In a flattened block of apartments, rain-sodden smoke detectors howled as if warning of a danger that had already passed.

While survivors collected what belongings they could salvage and praised God for sparing them worse, the search and rescue effort continued unabated.

Finding the dead

Tuscaloosa is under virtual police rule. Movement in the disaster zone is strictly limited to prevent looting, although almost none has been reported, and to keep roads clear for emergency vehicles. The mayor imposed a curfew of 2000 local time (0100 GMT) for Friday night.

The city's death toll stood on Friday at 42 dead and more than 900 injured, with both numbers expected to rise.

"We are bringing in the cadaver dogs today," said Heather McCollum, assistant to the mayor of Tuscaloosa.

Almost two days after the storm, a woman with cerebral palsy was found left behind in the wreckage of a block of flats and carried out, in apparent health, by volunteers.

Image caption Emergency workers have begun using dogs to help find bodies in the rubble in Tuscaloosa

A group of teenagers from a church, who had been patrolling a storm-damaged neighbourhood offering food and water to survivors, heard dogs barking in an abandoned house. They freed half a dozen pit bulls, promising to turn the hungry but playful dogs over to an animal shelter.
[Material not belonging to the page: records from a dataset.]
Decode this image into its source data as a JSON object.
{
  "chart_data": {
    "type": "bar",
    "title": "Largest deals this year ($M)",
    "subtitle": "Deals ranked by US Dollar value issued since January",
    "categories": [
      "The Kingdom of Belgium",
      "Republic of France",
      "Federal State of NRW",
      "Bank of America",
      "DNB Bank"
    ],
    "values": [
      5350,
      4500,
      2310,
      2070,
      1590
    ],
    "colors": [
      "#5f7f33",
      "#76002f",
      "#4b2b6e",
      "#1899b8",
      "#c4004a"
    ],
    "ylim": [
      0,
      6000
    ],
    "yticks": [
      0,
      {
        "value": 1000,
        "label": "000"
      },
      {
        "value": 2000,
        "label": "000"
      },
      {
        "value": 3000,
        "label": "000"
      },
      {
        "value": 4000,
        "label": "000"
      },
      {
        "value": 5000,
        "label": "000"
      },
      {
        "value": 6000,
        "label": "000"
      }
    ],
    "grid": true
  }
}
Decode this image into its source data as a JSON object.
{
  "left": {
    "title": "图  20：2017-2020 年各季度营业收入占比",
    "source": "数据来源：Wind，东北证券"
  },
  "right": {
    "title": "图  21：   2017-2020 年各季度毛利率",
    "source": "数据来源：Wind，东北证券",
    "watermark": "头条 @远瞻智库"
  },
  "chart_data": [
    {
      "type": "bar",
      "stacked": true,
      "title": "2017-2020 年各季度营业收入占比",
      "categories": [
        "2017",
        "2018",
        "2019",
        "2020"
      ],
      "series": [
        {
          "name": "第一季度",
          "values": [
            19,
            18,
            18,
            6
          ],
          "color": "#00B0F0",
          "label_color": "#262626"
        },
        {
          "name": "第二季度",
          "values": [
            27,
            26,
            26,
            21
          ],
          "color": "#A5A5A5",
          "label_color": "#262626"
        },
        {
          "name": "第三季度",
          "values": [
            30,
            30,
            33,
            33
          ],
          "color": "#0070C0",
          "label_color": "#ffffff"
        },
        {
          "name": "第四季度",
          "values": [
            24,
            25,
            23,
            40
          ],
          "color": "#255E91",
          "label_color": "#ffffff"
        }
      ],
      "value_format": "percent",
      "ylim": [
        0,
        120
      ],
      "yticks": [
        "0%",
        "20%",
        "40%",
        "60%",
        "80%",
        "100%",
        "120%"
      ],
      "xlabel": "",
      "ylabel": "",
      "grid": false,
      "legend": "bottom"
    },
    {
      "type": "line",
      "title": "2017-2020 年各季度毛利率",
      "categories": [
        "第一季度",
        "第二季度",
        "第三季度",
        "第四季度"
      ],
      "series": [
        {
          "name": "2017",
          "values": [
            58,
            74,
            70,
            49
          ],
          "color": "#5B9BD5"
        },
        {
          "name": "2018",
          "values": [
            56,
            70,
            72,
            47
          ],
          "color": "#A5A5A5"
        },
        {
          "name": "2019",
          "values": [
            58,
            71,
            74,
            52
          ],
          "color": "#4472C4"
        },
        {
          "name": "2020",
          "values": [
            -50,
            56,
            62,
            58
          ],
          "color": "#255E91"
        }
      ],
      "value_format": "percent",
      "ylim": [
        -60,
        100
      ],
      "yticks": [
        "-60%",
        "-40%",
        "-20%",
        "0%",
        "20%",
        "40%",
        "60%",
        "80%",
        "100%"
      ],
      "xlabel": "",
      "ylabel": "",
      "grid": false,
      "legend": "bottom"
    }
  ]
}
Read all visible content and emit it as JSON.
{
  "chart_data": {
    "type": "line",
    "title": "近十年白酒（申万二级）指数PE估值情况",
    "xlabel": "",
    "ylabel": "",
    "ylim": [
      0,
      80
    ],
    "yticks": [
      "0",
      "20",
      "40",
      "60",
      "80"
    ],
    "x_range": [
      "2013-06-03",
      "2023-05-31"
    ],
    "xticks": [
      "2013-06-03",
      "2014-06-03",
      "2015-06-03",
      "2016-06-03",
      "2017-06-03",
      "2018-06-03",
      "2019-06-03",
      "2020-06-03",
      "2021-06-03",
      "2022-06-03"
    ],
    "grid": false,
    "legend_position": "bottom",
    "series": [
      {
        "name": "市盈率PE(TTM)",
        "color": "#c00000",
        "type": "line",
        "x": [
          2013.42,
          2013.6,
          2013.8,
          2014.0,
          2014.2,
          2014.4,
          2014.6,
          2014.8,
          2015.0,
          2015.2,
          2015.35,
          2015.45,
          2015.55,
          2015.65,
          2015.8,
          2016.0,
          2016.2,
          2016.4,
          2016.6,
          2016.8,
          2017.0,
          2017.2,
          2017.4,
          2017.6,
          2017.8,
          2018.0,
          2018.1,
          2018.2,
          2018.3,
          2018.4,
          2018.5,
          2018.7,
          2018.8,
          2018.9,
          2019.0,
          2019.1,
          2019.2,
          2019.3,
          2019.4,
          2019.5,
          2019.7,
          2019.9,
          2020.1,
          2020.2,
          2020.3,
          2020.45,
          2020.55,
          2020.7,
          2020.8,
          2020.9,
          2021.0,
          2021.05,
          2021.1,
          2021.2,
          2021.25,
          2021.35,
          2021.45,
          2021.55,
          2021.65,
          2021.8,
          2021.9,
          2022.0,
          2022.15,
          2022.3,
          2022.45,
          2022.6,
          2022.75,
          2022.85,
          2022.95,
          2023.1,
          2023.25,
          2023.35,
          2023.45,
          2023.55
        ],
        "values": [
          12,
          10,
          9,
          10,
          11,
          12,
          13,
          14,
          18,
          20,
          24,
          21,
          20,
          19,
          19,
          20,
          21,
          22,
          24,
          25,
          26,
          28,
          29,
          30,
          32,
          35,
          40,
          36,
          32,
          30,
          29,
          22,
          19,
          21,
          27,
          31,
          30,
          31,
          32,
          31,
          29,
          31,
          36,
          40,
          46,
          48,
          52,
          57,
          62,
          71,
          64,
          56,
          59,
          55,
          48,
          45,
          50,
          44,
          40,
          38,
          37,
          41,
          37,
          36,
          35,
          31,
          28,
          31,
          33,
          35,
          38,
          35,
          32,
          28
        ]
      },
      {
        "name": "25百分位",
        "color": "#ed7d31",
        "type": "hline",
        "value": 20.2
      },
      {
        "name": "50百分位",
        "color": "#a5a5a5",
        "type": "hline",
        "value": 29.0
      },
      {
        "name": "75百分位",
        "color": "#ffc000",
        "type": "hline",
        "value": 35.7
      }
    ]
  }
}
Chris Nicholson, a 23-year-old engineer, hid with his fiance in the bathroom at the centre of their small flat.

The tornado roared overhead and sucked all the water from the toilet as the couple huddled together and prayed.

"I can't really describe it. It wasn't a shriek, just a constant rumble, like an aeroplane engine," Mr Nicholson said.

Their apartment was largely undamaged. But three people in the two-storey block of flats remained missing on Friday, and a twisted metal structure, which appeared to either be a crane or a light tower, had crushed their upstairs neighbours' flat.

"We were one of the luckiest," he said.

Brandee Marion, a 24-year-old graduate student in psychology, hunkered down in an unsealed concrete shelter in the back garden with her brother and Spiffy, a 12-year-old African grey parrot, as the tornado neared.

The nerve-wracked bird began making beeping noises - imitating the burglar alarm on their house, Ms Marion said.

As the tornado passed overhead, she and her brother had to hold the birdcage tight to keep Spiffy from being sucked away.

"It was a bit of humour," she said of the bird's distress cry. "Inappropriate humour, maybe."

The temperature topped 24C under bright, sunny skies on Friday, and Alabamans who were able offered aid and comfort to their neighbours the best way they knew how - through their churches, with barbecued meat.

"It's too bad it takes this to get people to come together," said Dan Williams, of Harvest Church, which fed 700 people on Thursday.

On Friday, residents said they were disoriented walking and driving through neighbourhoods in which they had lived for decades. The storm had flattened all the landmarks - the dentist's office, the auto parts store, the boy scout club house - leaving behind uniform piles of debris.

"It looks like the bombers have come through," said John Duckworth, 78.